İyice yaklaşan kurşun sesleri bizi daha hızlı olmaya mecbur kılsada ağrıyan ayağım buna elvermiyor. Demir'e tutunarak ilerlemeye çalışsamda dayanacak gücüm kalmadı artık. Evin ön kapısına geldiğimizde arkamızdan gelen sesle kurtuluş umutlarım daha da azaldı
"Durun hiç bir yere kaçamazsınız"
Sesin sahibine dönüp bakmadık bile dış kapıdan çıkacağımız sırada gelen kurşun sesine Demir'in ağzından kaçan küçük inilti eşlik etmişti. Kapıdan çıkarken ayağımın ağrısı iyice arttığından yerle buluşmama engel olamadım. Demir'e baktım.

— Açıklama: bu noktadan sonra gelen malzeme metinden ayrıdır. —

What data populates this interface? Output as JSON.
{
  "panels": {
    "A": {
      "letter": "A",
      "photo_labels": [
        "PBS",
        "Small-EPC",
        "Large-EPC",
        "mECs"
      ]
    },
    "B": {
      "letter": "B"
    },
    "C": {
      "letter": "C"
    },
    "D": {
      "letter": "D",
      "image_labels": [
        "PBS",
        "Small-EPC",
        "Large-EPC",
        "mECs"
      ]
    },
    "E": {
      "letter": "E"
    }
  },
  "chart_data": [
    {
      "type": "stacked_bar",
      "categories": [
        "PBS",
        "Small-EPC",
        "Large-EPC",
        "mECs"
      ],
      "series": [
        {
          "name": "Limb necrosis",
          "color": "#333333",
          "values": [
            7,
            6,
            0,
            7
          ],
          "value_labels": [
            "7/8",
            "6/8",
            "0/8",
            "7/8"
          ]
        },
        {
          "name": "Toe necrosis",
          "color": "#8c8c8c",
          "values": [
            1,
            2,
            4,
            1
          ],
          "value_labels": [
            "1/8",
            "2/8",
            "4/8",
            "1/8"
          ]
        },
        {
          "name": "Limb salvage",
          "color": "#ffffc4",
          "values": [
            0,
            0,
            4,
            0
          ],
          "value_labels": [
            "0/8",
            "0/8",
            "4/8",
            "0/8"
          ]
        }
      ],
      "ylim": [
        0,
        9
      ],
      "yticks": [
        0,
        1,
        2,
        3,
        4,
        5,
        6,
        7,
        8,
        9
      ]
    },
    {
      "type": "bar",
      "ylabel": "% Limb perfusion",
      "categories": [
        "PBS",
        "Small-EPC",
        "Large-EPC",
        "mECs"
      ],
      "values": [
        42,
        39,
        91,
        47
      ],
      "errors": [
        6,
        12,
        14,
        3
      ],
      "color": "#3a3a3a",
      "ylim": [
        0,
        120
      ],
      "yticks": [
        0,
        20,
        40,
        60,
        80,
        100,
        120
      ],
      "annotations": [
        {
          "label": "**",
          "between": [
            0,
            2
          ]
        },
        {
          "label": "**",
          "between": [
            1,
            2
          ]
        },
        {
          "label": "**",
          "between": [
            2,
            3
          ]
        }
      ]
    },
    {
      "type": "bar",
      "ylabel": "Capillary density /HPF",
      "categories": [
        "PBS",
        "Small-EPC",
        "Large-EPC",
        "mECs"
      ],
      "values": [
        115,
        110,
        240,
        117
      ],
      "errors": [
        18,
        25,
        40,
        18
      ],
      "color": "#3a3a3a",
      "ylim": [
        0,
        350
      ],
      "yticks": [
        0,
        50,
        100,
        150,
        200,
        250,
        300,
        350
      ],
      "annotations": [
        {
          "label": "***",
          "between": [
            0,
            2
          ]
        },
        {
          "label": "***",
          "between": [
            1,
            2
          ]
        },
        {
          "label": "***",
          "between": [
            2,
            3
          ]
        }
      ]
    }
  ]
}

"Demir kolun, kolun kanıyor"
"Önemli değil sadece sıyırdı" sesinde ki umursamazlık acı çekmediğini göstersede buna inamadım.
"Hadi ufaklık"
"Demir gücüm yok artık" Gerçekten de gücüm kalmamıştı. Bir anda bedenim yerden havandı. Demir vurulmasına rağmen beni sırtına alıp arabaya kadar taşırken bşr yandan da arkayı kontrol ediyordu. Arabaya ulaştığımızda önce beni bindirdi sonra kendisi binecekti. Arkamızdakilerin silahları ateşlemesiyle Demir'de karşılık verdi. Arabaya binmeden iki tane daha sıktı.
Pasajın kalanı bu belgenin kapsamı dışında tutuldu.